Ратник невесело усмехнулся.
– Это скажешь, когда татары меня растерзают. Храни Господь тебя, батюшку государя и Москву нашу. – Он поклонился, перекрестился на храм и пошел к Тайницкой башне, за которой его ждал конь.
Иван помылся, оделся в чистое, помолился в ближней церкви, потом поехал на кладбище, где в братской могиле была похоронена и его семья, сел на лавку, кем-то поставленную там, и проговорил:
– Здравствуйте, мои родные. Пришел вот сказать вам, что скоро мы вновь вместе будем. Оттого на душе у меня радостно. Не смог я защитить вас, Зина, детки, но отомщу. Тогда и увидимся. Больше никто не разлучит нас.
Иван посидел у могилы до сумерек, поднялся, вспомнил что-то, поехал обратно на свою улицу и встал у сарая, наскоро сбитого из досок.
Из него вышла дородная баба с дитем на руках.
– Ты, соседушка? Зачем пришел?
– От мужа твоего известий давно не было?
Баба вздохнула.
– Да как ушел с полком, так и не было. Люди говорят, много наших у Молодей крымчаки побили. Вот и думаю, жив ли Степка мой.
– Жив, не сомневайся. – Он кивнул на сруб, что стоял рядом. – До зимы дом не подымете.
– Коли Степан жив, с Божьей помощью подымем, только вернется ли он?
– О худшем не думай и перебирайся в мой дом.
– Ты о чем это? Бабе замужней? Ополоумел, Иван? – возмутилась баба.
– Не о том ты, глупая, подумала. Отдаю я вам свой дом. Живите, пользуйтесь да детей больше рожайте. Они Руси ой как нужны.
Женщина растерялась.
– Совсем с толку сбил. А ты как же?
– А я сюда не вернусь, Клава. И на Москве мне не быть. Тяжко здесь. Ухожу совсем.

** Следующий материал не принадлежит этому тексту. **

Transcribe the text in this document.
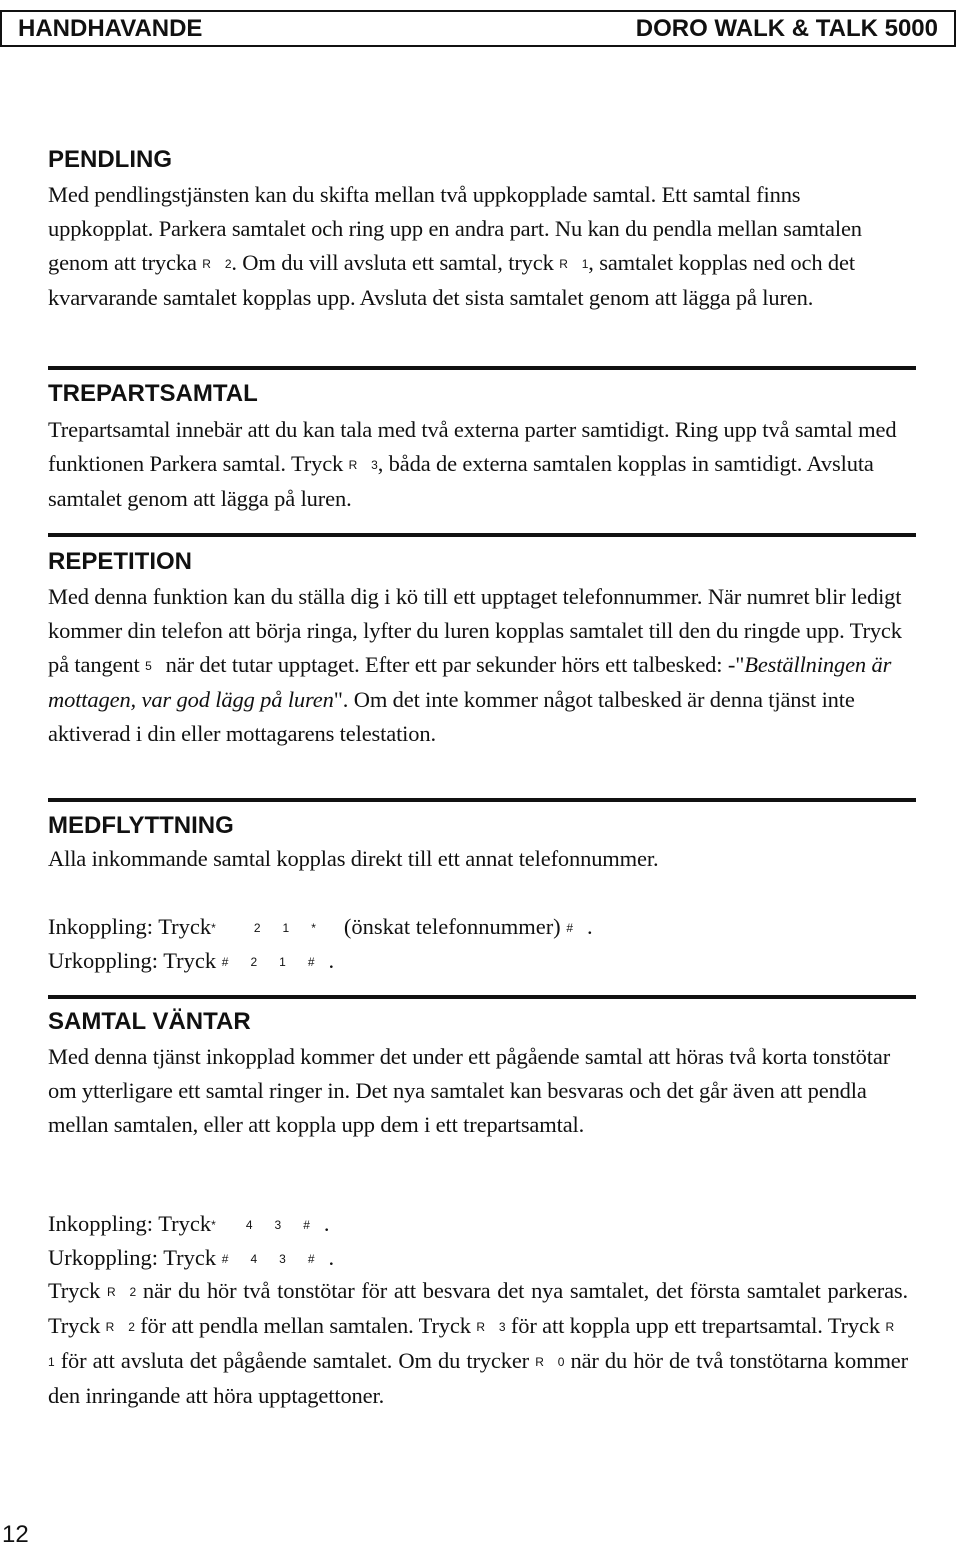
HANDHAVANDE	DORO WALK & TALK 5000
PENDLING

Med pendlingstjänsten kan du skifta mellan två uppkopplade samtal. Ett samtal finns uppkopplat. Parkera samtalet och ring upp en andra part. Nu kan du pendla mellan samtalen genom att trycka R 2. Om du vill avsluta ett samtal, tryck R 1, samtalet kopplas ned och det kvarvarande samtalet kopplas upp. Avsluta det sista samtalet genom att lägga på luren.

TREPARTSAMTAL

Trepartsamtal innebär att du kan tala med två externa parter samtidigt. Ring upp två samtal med funktionen Parkera samtal. Tryck R 3, båda de externa samtalen kopplas in samtidigt. Avsluta samtalet genom att lägga på luren.

REPETITION

Med denna funktion kan du ställa dig i kö till ett upptaget telefonnummer. När numret blir ledigt kommer din telefon att börja ringa, lyfter du luren kopplas samtalet till den du ringde upp. Tryck på tangent 5 när det tutar upptaget. Efter ett par sekunder hörs ett talbesked: -"Beställningen är mottagen, var god lägg på luren". Om det inte kommer något talbesked är denna tjänst inte aktiverad i din eller mottagarens telestation.

MEDFLYTTNING

Alla inkommande samtal kopplas direkt till ett annat telefonnummer.

Inkoppling: Tryck*	2 1 * (önskat telefonnummer) # .

Urkoppling: Tryck # 2 1 # .

SAMTAL VÄNTAR

Med denna tjänst inkopplad kommer det under ett pågående samtal att höras två korta tonstötar om ytterligare ett samtal ringer in. Det nya samtalet kan besvaras och det går även att pendla mellan samtalen, eller att koppla upp dem i ett trepartsamtal.

Inkoppling: Tryck*	4 3 # .

Urkoppling: Tryck # 4 3 # .

Tryck R 2 när du hör två tonstötar för att besvara det nya samtalet, det första samtalet parkeras. Tryck R 2 för att pendla mellan samtalen. Tryck R 3 för att koppla upp ett trepartsamtal. Tryck R1 för att avsluta det pågående samtalet. Om du trycker R 0 när du hör de två tonstötarna kommer den inringande att höra upptagettoner.

12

– Куда, Иван? У тебя же служба.
– По службе и ухожу. Так что в доме все ваше теперь. Переходи уже сегодня. Нечего в каморке дощатой маяться.
– А коли передумаешь? Вернешься и выгонишь?
– Не вернусь я, Клава.
– Ну не знаю.
– Делай, как я сказал. – Ларгин вскочил на коня, повернул его и повел к выходу из города.
Баба перекрестила его.
– Да хранит тебя Господь, добрая душа.